Let's take the example that's received the most ink (and pixels): The social conservatives who have threatened to vote third-party rather than vote for Giuliani. Say they don't follow through, and vote for Giuliani:

  • (1) The Party/Giuliani might decide it doesn't need to even pay lip service to social conservatives if they'll simply shut up and vote when called to do so, regardless of the candidate's record (ample historical precedent exists for this in the Democrat Party);
  • (2) The Party/Giuliani may view social conservatives as the deciding vote in a close election;
  • (3) The Party/Giuliani may view social conservatives as irrelevant in a landslide election, and elect to stay with a socially moderate message to keep the landslide voters on-board;
  • (4) The Party/Giuliani may view social conservatives, to whom it/he believes there was a need to pander, as the reason for a loss in a close election/landslide, and so decides to dump those social conservatives, as they were never well-loved to start.
  • Implicit in this, of course, is how the other player -- let's say "the Party as a whole" -- reacts both to the action by the social conservatives, and how the election turns out -- and that all of this is taking place behind a double-blind. But let's continue, on the "sit out" option, to show what the social conservatives have in store:

  • (1) After a narrow win, the Party/Giuliani decides that they can't take any part of the coalition for granted again, and sets about wooing the disaffected.
  • (2) After a landslide win, the Party/Giuliani decides that they don't need the social conservatives any more, and the social conservatives spend the next twenty years in the political wilderness.
  • (3) After a loss of any kind, the Party/Giuliani decides that they can't take any part of the coalition for granted again, and sets about wooing the disaffected.
  • (4) After a loss of any kind, the Party/Giuliani decides that the Party's coalition structure needs to be totally revamped, and tosses the social conservatives out the door, forty years in the wilderness, etc.
  • The moving party -- the social conservatives -- not only doesn't know how their participation or non-participation will affect the election, nor how the rest of the Party will react, but the rest of the Party is clueless too.

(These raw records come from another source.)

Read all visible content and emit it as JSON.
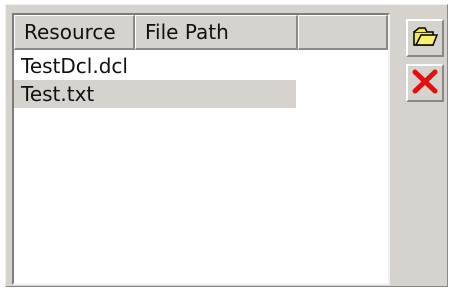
{
  "list": {
    "columns": [
      {
        "label": "Resource"
      },
      {
        "label": "File Path"
      }
    ],
    "rows": [
      {
        "resource": "TestDcl.dcl",
        "file_path": "",
        "selected": false
      },
      {
        "resource": "Test.txt",
        "file_path": "",
        "selected": true
      }
    ]
  },
  "buttons": {
    "open": {
      "icon": "open-folder-icon"
    },
    "remove": {
      "icon": "red-x-delete-icon"
    }
  },
  "colors": {
    "panel_bg": "#d6d3ce",
    "list_bg": "#ffffff",
    "selection": "#d6d3ce",
    "folder_fill": "#f6e84a",
    "delete_red": "#e01010"
  }
}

    The same thing might come to pass with the fiscal conservatives and Huckabee; just plug and chug and you can see the same kind of analysis. As an added bonus, both sets of players are playing for the highest set of stakes possible in a coalition: Perceived electoral significance. Take the Huckabee example: I'd submit that a true populist ticket could make a serious run at the Presidency. If successful, why would the fiscal conservatives matter? (As a son of Louisiana, let me go on the record and say if a true populist wins the Presidency, I'm moving to Poland.) On the other hand, maybe those fiscal conservatives, even if overrepresented on the internet, are a vital component of the coalition, and their absence means doom for the Party. The only way to know if you're gonna win at Russian roulette is to put the revolver to your forehead and pull the trigger.

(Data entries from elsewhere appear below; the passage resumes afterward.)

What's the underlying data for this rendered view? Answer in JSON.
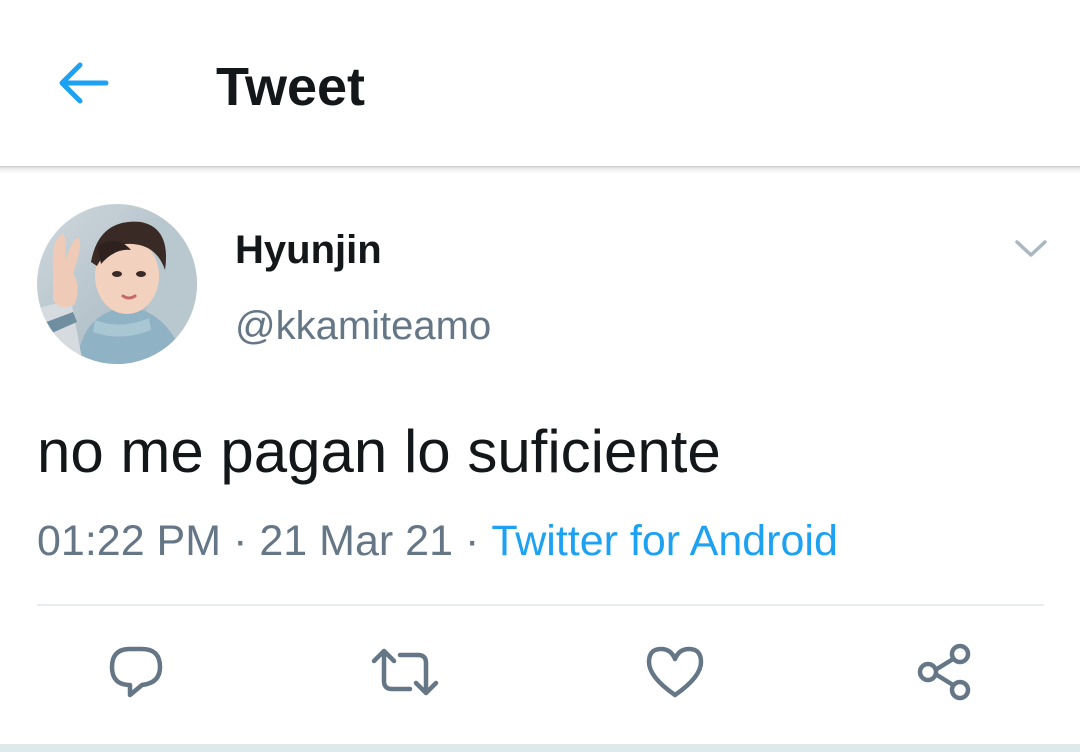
{
  "header": {
    "title": "Tweet",
    "back_icon": "arrow-left-icon"
  },
  "tweet": {
    "author": {
      "display_name": "Hyunjin",
      "handle": "@kkamiteamo"
    },
    "text": "no me pagan lo suficiente",
    "time": "01:22 PM",
    "date": "21 Mar 21",
    "separator": "·",
    "source": "Twitter for Android"
  },
  "actions": [
    {
      "name": "reply",
      "icon": "reply-icon"
    },
    {
      "name": "retweet",
      "icon": "retweet-icon"
    },
    {
      "name": "like",
      "icon": "heart-icon"
    },
    {
      "name": "share",
      "icon": "share-icon"
    }
  ],
  "colors": {
    "accent": "#1da1f2",
    "text_primary": "#14171a",
    "text_secondary": "#657786",
    "icon_gray": "#657786",
    "divider": "#e6ecf0"
  }
}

    All of this was to make a simple point: The fellow you're accusing of bad faith is not acting in bad faith; instead, he's playing a game maybe more complex than even he realizes, for stakes he considers worth it. More importantly, you are too. As we're going to need these people in downticket races, I'd respectfully submit we keep the "Hit the road" rhetoric to a bare minimum. We have a Wicked Witch to melt in a year, after all.